Mit Hilfe dieser Übung schaffst du eine Verbindung zwischen deiner Geschichte und deiner Zukunft und wirst dir deiner Selbst bewusster sowie deiner Fähigkeit, Hindernisse zu überwinden und Erfolge zu erzielen. Du brauchst nur einen Zeitrahmen zu definieren (z. B. die letzten 10 Jahre) und dann die Fragen jeweils zu beantworten. So erfährst du schon eine ganze Menge mehr über dich selbst und über deine Stärken und Wünsche und kannst dann darüber nachdenken, welche Richtung du deinem Leben ab heute geben willst. Das Zurückblicken auf Gemeistertes schenkt dir wahres Vertrauen in dich und stärkt dein Selbstbewusstsein.

Selbstbewusstsein stiegern

Hier findest du die Übung als pdf zum Download für Zuhause.

Je bewusster du dir deiner Stärken, Fähigkeiten und Wünsche wirst, desto mehr wirst du in der Lage sein, deine wirklichen Bedürfnisse von denen anderer zu unterscheiden und es wird dir leichter fallen, Menschen für dich zu begeistern. Denn du trittst dann automatisch authentisch auf und wirkst glaubwürdig auf andere. Alles, was wir uns antrainieren und was nicht wirklich unseren inneren Bedürfnissen entspricht, senden wir in Form unserer Körpersprache nach außen aus und somit strahlen wir etwas Unechtes/Zweifelhaftes aus.

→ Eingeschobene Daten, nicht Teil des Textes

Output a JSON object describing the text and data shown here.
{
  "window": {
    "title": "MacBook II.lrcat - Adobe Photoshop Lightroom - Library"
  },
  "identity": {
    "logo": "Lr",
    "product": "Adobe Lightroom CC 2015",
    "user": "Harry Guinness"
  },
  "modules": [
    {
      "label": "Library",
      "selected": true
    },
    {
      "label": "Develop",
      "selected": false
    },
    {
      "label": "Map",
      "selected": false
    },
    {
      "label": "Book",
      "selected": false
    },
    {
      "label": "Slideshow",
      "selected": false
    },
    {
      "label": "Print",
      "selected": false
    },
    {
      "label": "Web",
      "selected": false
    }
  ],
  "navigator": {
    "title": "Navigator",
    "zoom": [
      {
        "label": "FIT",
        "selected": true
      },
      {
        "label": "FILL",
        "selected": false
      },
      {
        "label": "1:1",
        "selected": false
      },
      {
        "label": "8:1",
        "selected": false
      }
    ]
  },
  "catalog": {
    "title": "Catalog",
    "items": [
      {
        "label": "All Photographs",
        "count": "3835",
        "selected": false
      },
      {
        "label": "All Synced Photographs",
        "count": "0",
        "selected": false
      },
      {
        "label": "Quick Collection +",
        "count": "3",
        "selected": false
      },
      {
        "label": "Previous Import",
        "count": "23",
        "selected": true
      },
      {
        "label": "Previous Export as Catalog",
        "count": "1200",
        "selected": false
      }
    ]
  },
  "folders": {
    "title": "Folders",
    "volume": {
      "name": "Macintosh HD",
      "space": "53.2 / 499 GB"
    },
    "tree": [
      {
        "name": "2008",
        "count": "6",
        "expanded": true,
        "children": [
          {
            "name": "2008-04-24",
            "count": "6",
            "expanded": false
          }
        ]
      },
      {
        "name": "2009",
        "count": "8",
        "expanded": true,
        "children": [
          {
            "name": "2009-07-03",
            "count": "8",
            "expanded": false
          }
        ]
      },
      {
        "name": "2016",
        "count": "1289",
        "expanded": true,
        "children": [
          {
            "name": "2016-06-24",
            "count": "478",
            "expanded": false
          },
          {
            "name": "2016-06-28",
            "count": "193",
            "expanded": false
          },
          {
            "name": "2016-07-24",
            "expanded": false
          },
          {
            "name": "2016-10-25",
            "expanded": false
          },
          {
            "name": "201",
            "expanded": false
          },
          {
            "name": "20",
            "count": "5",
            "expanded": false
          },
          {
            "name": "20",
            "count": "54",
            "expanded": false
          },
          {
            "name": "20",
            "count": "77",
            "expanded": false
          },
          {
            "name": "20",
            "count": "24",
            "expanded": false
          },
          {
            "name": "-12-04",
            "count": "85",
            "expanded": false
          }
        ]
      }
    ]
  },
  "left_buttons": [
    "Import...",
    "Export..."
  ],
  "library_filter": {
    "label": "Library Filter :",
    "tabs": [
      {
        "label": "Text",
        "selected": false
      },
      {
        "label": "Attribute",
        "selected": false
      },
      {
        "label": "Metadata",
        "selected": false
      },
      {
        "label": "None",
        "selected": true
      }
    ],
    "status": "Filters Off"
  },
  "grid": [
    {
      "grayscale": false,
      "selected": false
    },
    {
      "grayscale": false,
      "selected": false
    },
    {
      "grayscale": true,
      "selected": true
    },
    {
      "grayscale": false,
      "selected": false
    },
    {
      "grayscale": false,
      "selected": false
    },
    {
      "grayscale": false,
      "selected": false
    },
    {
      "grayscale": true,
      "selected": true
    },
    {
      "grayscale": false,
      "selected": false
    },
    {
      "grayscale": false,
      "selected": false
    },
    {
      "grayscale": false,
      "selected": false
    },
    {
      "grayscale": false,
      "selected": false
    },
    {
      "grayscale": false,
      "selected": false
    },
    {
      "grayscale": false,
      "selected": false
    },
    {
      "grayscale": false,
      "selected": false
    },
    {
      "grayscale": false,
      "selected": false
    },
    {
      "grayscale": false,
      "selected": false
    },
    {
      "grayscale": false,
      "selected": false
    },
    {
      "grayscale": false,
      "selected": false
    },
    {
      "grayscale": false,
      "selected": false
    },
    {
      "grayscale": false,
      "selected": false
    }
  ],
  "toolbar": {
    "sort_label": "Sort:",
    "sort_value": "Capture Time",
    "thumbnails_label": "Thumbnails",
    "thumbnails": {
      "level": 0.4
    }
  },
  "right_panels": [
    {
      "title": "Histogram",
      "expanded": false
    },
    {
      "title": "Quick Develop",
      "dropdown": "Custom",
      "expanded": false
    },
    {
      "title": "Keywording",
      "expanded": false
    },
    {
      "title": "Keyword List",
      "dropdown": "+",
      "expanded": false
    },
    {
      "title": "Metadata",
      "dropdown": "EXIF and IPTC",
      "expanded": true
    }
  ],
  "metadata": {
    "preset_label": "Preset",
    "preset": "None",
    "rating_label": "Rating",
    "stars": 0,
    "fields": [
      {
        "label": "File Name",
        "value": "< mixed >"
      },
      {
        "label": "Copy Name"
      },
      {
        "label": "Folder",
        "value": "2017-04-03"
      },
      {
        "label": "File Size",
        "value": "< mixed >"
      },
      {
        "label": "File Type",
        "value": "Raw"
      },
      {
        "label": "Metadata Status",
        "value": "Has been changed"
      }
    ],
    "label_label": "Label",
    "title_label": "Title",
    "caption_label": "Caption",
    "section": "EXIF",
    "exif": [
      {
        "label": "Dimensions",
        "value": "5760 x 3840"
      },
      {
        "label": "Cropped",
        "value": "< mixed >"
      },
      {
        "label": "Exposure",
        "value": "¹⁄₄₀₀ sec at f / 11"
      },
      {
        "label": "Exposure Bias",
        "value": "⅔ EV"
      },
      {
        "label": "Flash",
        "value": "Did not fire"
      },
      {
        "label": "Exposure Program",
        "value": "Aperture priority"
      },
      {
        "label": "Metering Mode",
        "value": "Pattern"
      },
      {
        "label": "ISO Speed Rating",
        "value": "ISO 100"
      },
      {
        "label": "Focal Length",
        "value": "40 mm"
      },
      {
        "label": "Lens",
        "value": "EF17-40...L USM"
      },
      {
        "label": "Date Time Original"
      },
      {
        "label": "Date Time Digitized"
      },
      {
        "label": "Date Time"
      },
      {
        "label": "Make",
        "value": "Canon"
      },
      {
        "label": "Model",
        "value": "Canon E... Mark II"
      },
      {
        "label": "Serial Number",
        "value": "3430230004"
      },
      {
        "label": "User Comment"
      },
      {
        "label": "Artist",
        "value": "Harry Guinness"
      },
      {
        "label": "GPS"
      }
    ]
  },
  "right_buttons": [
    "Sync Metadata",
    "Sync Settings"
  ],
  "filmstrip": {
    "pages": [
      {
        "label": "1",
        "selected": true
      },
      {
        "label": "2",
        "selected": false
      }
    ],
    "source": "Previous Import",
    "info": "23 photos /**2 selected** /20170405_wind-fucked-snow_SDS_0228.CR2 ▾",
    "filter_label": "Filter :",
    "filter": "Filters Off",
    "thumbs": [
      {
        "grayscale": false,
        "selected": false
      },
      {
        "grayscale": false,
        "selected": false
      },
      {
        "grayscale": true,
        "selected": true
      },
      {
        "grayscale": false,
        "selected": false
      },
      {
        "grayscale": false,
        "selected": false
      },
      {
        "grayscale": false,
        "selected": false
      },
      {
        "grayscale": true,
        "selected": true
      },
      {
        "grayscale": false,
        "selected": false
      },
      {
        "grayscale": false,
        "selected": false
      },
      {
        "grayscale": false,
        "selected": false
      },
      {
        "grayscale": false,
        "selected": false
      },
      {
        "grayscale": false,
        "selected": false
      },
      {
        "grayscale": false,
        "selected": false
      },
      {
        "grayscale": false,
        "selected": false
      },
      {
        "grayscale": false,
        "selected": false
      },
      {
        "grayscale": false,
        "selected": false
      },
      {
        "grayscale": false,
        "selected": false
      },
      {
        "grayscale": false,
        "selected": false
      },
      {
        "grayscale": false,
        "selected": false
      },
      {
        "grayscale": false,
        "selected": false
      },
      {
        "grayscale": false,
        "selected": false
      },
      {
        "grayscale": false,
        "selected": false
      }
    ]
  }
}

Wenn du dir jedoch deiner Selbst und deiner Bedürfnisse bewusst wirst, kannst du auch selbst Grenzen setzen, sobald du erkennst, dass du z. B. dabei bist, es anderen recht zu machen, anstatt deinen Wünschen zu folgen. Und dazu gehört wahres Selbstbewusstsein.

Selbstbewusstsein geht nicht ohne Selbstverwirklichung und deine eigenen Erfolge zeigen dir auf, wo und wann du dich selbst hast bereits verwirklichen können. So kannst du dich auch erneut ausrichten auf deine Dynamik des Gelingens.

Und nun kommt noch der entscheidende Faktor zu wahrem Selbstbewusstsein dazu. Sobald du dir deiner Selbst bewusst bist, achtest du mehr auf deine Bedürfnisse und deine Wahrnehmung verändert sich zum Positiven hin. Dann wirst du auch automatisch beginnen, andere Menschen bewusster wahrzunehmen und ihnen mit mehr Verständnis begegnen. Du wirst erkennen, dass du und andere nicht voneinander getrennt seid, sondern durch das gemeinsame Umfeld miteinander verbunden und wirst ihnen offener und liebenswerter begegnen können, anstatt egoistisch und opportunistisch deine eigenen Ziele zu verfolgen. Du gewinnst also sicheres Auftreten in Form von Selbstbewusstsein durch Selbstverwirklichung und Verständnis für die anderen. Und genau das fehlt den lieben Sauna-Plaudertaschen gewaltig. Sie sehen leider nur sich und nehmen dadurch nicht wahr, dass um sie herum auch andere Menschen sind, die jedoch ebenfalls zu ihrem persönlichen Erfolg beitragen könnten, wenn sie wertschätzend und wohlwollend behandelt werden würden.